Jews both in Israel and the Diaspora recognized the terrible challenge.  It was, in my view, best expressed by Leonard Fein.  Reading the "true story" he "made up" is instructive.  I first heard him tell the story at an Americans for Democratic Action Executive Committee meeting in the mid-1980s.  I refer to it as the "We Don't Hunt" story.  Here is a version published by The Forward in 2008.
https://forward.com/opinion/13385/the-energizing-power-of-a-dreamt-tomorrow-01853/  It is short, and I cannot express it better than he did, so please read it.

More and more, over the years, we (and still I say we) became the hunters.  We became like the tribes who conquered and oppressed other tribes.  We perpetuated the cycle that has plagued the human race for as long as "civilization" has existed.  Maybe this was inevitable.  I do not know.  But what I do fear is that the humanist dream of Zionism -- that it could establish a Jewish Homeland without oppressing others -- may be dead.
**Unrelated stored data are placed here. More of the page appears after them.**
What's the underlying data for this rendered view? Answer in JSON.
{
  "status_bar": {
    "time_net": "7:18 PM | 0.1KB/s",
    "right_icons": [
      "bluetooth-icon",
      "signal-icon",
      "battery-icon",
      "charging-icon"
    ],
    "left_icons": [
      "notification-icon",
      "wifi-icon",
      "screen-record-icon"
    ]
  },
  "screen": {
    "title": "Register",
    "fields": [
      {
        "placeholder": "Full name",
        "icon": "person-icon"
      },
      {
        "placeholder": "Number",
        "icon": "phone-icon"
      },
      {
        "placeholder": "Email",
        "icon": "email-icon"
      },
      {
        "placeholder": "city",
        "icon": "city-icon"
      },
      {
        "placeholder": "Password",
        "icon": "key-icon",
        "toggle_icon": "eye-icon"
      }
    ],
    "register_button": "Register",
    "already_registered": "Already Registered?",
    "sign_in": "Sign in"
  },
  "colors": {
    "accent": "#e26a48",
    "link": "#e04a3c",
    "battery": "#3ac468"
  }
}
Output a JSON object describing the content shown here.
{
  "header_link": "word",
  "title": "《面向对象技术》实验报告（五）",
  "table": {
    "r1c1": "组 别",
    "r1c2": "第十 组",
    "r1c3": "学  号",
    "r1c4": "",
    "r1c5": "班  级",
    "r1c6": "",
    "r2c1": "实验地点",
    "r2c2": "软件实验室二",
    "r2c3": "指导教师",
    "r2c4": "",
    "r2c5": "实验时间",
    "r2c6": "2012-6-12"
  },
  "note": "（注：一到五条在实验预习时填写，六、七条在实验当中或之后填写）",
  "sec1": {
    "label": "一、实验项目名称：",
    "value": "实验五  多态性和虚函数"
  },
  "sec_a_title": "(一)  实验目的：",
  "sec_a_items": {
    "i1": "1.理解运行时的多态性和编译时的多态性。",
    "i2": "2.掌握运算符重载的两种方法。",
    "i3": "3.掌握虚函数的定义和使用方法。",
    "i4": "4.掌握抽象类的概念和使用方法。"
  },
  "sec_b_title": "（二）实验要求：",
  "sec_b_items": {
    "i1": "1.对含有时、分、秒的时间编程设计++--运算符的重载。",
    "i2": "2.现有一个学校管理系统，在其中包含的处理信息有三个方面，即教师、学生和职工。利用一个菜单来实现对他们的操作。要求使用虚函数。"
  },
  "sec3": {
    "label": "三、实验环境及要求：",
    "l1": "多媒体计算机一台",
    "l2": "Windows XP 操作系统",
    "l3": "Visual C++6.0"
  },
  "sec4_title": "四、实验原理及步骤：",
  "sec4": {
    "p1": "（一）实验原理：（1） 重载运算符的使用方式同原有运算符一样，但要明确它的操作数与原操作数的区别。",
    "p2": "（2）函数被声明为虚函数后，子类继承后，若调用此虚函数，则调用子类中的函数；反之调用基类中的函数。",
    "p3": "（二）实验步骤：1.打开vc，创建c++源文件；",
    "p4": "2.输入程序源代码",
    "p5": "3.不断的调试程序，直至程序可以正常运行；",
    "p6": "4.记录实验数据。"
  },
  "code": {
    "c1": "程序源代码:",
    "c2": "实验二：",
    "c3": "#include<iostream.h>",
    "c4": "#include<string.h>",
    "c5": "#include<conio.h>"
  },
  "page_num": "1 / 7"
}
I was born into the Diaspora.  I am alive only because my grandparents left Europe for the United States before the Holocaust.   I take very seriously the Jewish and American values with which I was raised.  Many of those values are under attack in Israel and in the United States.  Those values are worth standing up for.  Peter Yarrow's Light One Candle  is both an anthem and a reminder:

Light one candle for the Maccabee children
With thanks that their light didn't die
Light one candle for the pain they endured
When their right to exist was denied
Light one candle for the terrible sacrifice
Justice and freedom demand
But light one candle for the wisdom to know
When the peacemaker's time is at hand
Don't let the light go out!
It's lasted for so many years!
Don't let the light go out!
Let it shine through our hope and our tears. (2)
Light one candle for the strength that we need
To never become our own foe
And light one candle for those who are suffering
Pain we learned so long ago
Light one candle for all we believe in
That anger not tear us apart
And light one candle to find us together
With peace as the song in our hearts
Don't let the light go out!
It's lasted for so many years!
Don't let the light go out!
Let it shine through our hope and our tears. (2)
What is the memory that's valued so highly
That we keep it alive in that flame?
What's the commitment to those who have died
That we cry out they've not died in vain?
We have come this far always believing
That justice would somehow prevail
This is the burden, this is the promise
This is why we will not fail!
Don't let the light go out!
Don't let the light go out!
Don't let the light go out!

I do not know from where we will be able to protect the light in the years that come.  But we cannot let the light go out.